Thread linux special:

pthread_atfork:

Due to implementation limitation: fork on a threaded application duplicate the currently running thread but not others. Mutexes are duplicated in their current state, this gives us a chance to set things straight.
Thread attributes:
detachstate:

  • PTHREAD_CREATE_JOINABLE: thread termination synchronization possible through pthread_join (termination code available.) Allocated thread ressources reclaimed after join.

  • PTHREAD_CREATE_DETACHED: no join synchronization, ressources reclaimed when thread terminates.

  • pthread_detach can force PTHREAD_CREATE_DETACHED

schedpolicy:

  • SCHED_OTHER, SCHED_RR, SCHED_FIFO (both require super user priviledge.)

  • pthread_setschedparam can change schedpolicy on running thread.

schedparam:

  • Set priority value for SCHED_RR, SCHED_FIFO scheduling policy, withing sched_get_priority_{min,max} range (range depending on the policy), usually 0 or 1 to 99.

inheritsched:

  • PTHREAD_EXPLICIT_SCHED: scheduling policy for newly created thread determined by schedpolicy and schedparam.

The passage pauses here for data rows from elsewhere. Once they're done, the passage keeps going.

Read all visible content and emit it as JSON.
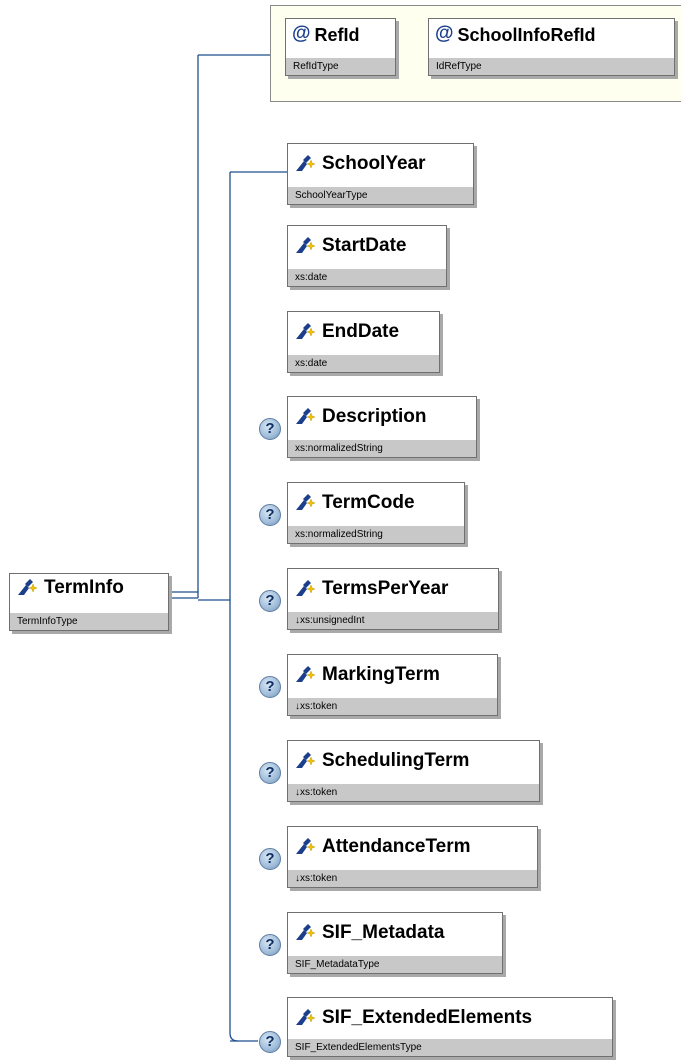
{
  "root": {
    "name": "TermInfo",
    "type": "TermInfoType"
  },
  "attributes": [
    {
      "name": "RefId",
      "type": "RefIdType"
    },
    {
      "name": "SchoolInfoRefId",
      "type": "IdRefType"
    }
  ],
  "elements": [
    {
      "name": "SchoolYear",
      "type": "SchoolYearType",
      "optional": false
    },
    {
      "name": "StartDate",
      "type": "xs:date",
      "optional": false
    },
    {
      "name": "EndDate",
      "type": "xs:date",
      "optional": false
    },
    {
      "name": "Description",
      "type": "xs:normalizedString",
      "optional": true
    },
    {
      "name": "TermCode",
      "type": "xs:normalizedString",
      "optional": true
    },
    {
      "name": "TermsPerYear",
      "type": "↓xs:unsignedInt",
      "optional": true
    },
    {
      "name": "MarkingTerm",
      "type": "↓xs:token",
      "optional": true
    },
    {
      "name": "SchedulingTerm",
      "type": "↓xs:token",
      "optional": true
    },
    {
      "name": "AttendanceTerm",
      "type": "↓xs:token",
      "optional": true
    },
    {
      "name": "SIF_Metadata",
      "type": "SIF_MetadataType",
      "optional": true
    },
    {
      "name": "SIF_ExtendedElements",
      "type": "SIF_ExtendedElementsType",
      "optional": true
    }
  ],
  "icons": {
    "attribute": "at-sign-icon",
    "element": "element-icon",
    "optional": "question-mark-icon",
    "optional_glyph": "?",
    "attribute_glyph": "@"
  },
  "colors": {
    "connector": "#1f4f8f",
    "type_band": "#c8c8c8",
    "attribute_group_bg": "#fffff0",
    "element_icon_blue": "#1c3f8c",
    "element_icon_yellow": "#f2c200"
  }
}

  • PTHREAD_INHERIT_SCHED: inherited by parent thread.

scope:

  • PTHREAD_SCOPE_SYSTEM: threads contend for CPU time with all other processes runing on the machine (thread priorities are interpreted relatives to other processes priorities.)
  • PTHREAD_SCOPE_PROCESS: contention occurs with other threads of the running process. No supported on Linux.
Default attribute values



































AttributeValue
Threads
detachstatePTHREAD_CREATE_JOINABLE
schedpolicySCHED_OTHER
schedparam0
inheritschedPTHREAD_EXPLICIT_SCHED
scopePTHREAD_SCOPE_SYSTEM
Mutexes
mutex kindPTHREAD_MUTEX_FAST_NP

Condition variables
cond_attrValue ignored

Pitfalls:

Race conditions
Execution results depends on code execution order (code in different thread.) Circumvent with synchronization.
Deadlock
thread1 acquires a lock1, thread2 acquires lock2. thread1 blocks acquiring lock2 and thread2 blocks acquiring lock1. Thread1 can't unlock lock1 as its blocked on lock2, thread2 can't unlock lock2 as its blocked on lock1. Deadlock ensues.
Livelock
Two or more threads change they states in response to changes in other thread or threads, without doing any usefull work. Differ from a deadlock in that neither tread is blocked or waiting for anything.
Priority inversion
Low priority running thread synchronizes access to a ressource with high priority thread. When high priority thread runs, it can't because low priority hasn't released the ressource. This give a chance for a medium priority tasks to run, preventing low priority tasks from running to release what blocks the high priority tasks. As a result, high priority tasks doesn't run when it should and what it controls doesn't happen.

Solution is:
  • Priority inheritance: lower priority temporarily inherits higher priority of high priority thread that locks on its ressource, givin it a chance to run when medium priority would have ran. Requires OS help.

  • Priority ceilings: associates a priority with each resource, transfered to the accessor of the resource + 1.
What's Linux specific

Document the NP stuff.

Does nothing:pthread_mutexattr_destroy, pthread_mutex_destroy

Error code
ESRCH is used for invalid thread scheduling parameter specification.